Are you living in a hillside cottage with a large yard or do you have an apartment with a home in Tahoe? Do you pick a new country to visit with your children every year? Do you want to settle into a community where you will root for the next 20+ years? Do your children walk to the locale public school or will they be attending a private school?

The vision you create for your family trickles down to the types of investments you make also called an investment vehicle (such as stocks, bonds, mutual funds). Before you can decide into which vehicle you will invest, you need to know for what you want the money.

YOUR MONEY PERSONALITY:

A fascinating area of financial planning is how people relate with money. This alone can fill pages upon pages of articles and keep me reading for weeks (I am endlessly intrigued by this topic). At the very fundamental level, you have to know what is commonly talked about in the financial planning world as your “risk tolerance.” I find that concept hard to grasp, so with my clients I like to hear more about what keeps them up at night. What makes them anxious?

Is it any negative movement in a 401k or is it not having enough money in cash in a savings account? Do they ride out the drops like the one on Sept 29th with grace and ease saying “it’ll come back” or “this is expected” or do they run for the bank and hide their money in their mattress? Everyone is different and understanding your level of anxiety with investment fluctuations is an imperative input factor to deciding how to invest.

YOUR FINANCIAL GOALS:

Taking your vision and translating it into financial goals is where I find the financial planning process helps the couples with whom I work the most. This makes the softer airy vision a dollars and cents reality. Smart investing requires that you know:

The amount the goal will cost
The Time horizon over which you are investing (that is, when do you need the money)?
The amount of money you are starting with for the goal
The amount you are contributing along the way

All of these factors will let you know what the return you need for your money will be. To say that another way, it will tell you how much you have to make each year on the investment to reach the goal. And different investment vehicles offer different possibilities for returns. Holding investments in cash will probably stay within a few % points, while stocks can jump all over the chart — in both directions. To get higher returns, you also will take on higher risk. The return you need combined with your personal tolerance for fluctuations will determine the investment vehicle.

For example:
If you already have $100,000 that you want to put toward a home down payment in one year, you only need a very conservative investment vehicle. Keeping that cash in a money market account would give you the best assurance that your money will be there when you want it.

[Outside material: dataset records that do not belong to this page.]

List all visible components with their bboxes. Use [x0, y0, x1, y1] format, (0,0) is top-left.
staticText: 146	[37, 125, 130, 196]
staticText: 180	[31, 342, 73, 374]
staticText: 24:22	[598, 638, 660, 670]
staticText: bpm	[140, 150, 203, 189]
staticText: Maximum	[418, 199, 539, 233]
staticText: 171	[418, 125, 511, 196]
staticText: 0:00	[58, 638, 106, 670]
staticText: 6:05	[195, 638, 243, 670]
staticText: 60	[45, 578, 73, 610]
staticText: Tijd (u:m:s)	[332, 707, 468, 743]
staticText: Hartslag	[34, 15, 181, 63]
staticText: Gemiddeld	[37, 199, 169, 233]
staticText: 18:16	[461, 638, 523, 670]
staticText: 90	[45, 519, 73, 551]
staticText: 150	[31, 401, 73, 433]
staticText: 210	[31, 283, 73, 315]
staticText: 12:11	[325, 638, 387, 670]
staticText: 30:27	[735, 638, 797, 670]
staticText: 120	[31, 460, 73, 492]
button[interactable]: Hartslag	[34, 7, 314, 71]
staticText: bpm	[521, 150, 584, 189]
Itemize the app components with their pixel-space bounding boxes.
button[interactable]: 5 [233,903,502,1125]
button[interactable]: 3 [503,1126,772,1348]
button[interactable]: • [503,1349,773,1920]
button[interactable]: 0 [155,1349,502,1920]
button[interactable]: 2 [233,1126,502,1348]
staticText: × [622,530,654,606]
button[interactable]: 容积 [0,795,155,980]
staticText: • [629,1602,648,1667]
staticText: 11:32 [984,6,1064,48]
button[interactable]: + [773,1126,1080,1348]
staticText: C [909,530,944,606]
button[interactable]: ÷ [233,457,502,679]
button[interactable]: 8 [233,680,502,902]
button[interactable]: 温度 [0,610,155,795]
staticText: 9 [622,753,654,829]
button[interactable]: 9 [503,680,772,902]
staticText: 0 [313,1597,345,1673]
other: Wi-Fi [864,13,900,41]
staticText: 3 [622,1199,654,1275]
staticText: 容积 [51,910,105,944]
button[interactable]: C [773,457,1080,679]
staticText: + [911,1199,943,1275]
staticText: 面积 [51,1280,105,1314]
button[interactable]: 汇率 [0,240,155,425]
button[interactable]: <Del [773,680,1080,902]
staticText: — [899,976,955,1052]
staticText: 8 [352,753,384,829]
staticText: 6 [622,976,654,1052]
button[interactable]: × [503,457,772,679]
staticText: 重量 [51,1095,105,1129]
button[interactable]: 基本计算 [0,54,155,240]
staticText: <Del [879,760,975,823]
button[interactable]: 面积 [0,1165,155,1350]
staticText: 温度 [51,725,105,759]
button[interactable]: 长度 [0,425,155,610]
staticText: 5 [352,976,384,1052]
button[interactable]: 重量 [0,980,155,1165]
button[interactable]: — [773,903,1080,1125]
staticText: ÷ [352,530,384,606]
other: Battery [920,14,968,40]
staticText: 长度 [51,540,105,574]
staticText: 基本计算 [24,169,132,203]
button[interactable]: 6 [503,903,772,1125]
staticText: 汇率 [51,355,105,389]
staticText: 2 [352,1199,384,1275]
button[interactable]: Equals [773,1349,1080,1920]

I see many clients who come to me with next year’s house down payment in stocks or equity mutual funds. Perhaps that is how they built up the money or maybe they just like to participate in the market. In a week like the ones of late, however, a portfolio may drop 10%, making a $100,000 down payment now a $90,000 one. For the exceptionally daring individual, this may be okay, but as a financial planner, I advise people to match their investment vehicles with their time horizons.

If you want access to your money soon, keep it in a cash-equivalent vehicle. This way the market can jump all over the place and you can rest assured that you have what you need when you need it (caveat from the recent events: up to the FDIC insured limits of $100,000 – or more if you set up a certain kind of account designed to expand this limit) . The longer you have before you need the money, the more fluctuations you can likely tolerate. So while you may not be thrilled that your 401k invested in a mix of mutual funds, for example, has decreased, you will likely have more tolerance if you do not need the funds for another 30 years.

PARTNER FOR SUCCESS:

Granted there are those among us who will feel compelled to switch to other asset classes if ours are not performing just because of their personality and risk tolerance. Whether or not this is the smart way to go depends on your personal situation only. To help you handle the next bump, I encourage you to be prepared to act with knowledge and not emotion. The best way to do this is to partner with a financial professional who can help you ride out these rough times and stick with a “system” that works for your anxiety level and your goal achievement timeline. With a plan in place, you can approach the times when everyone else seems to panic with the desired calmness that comes with real knowledge of your own smart investing strategy.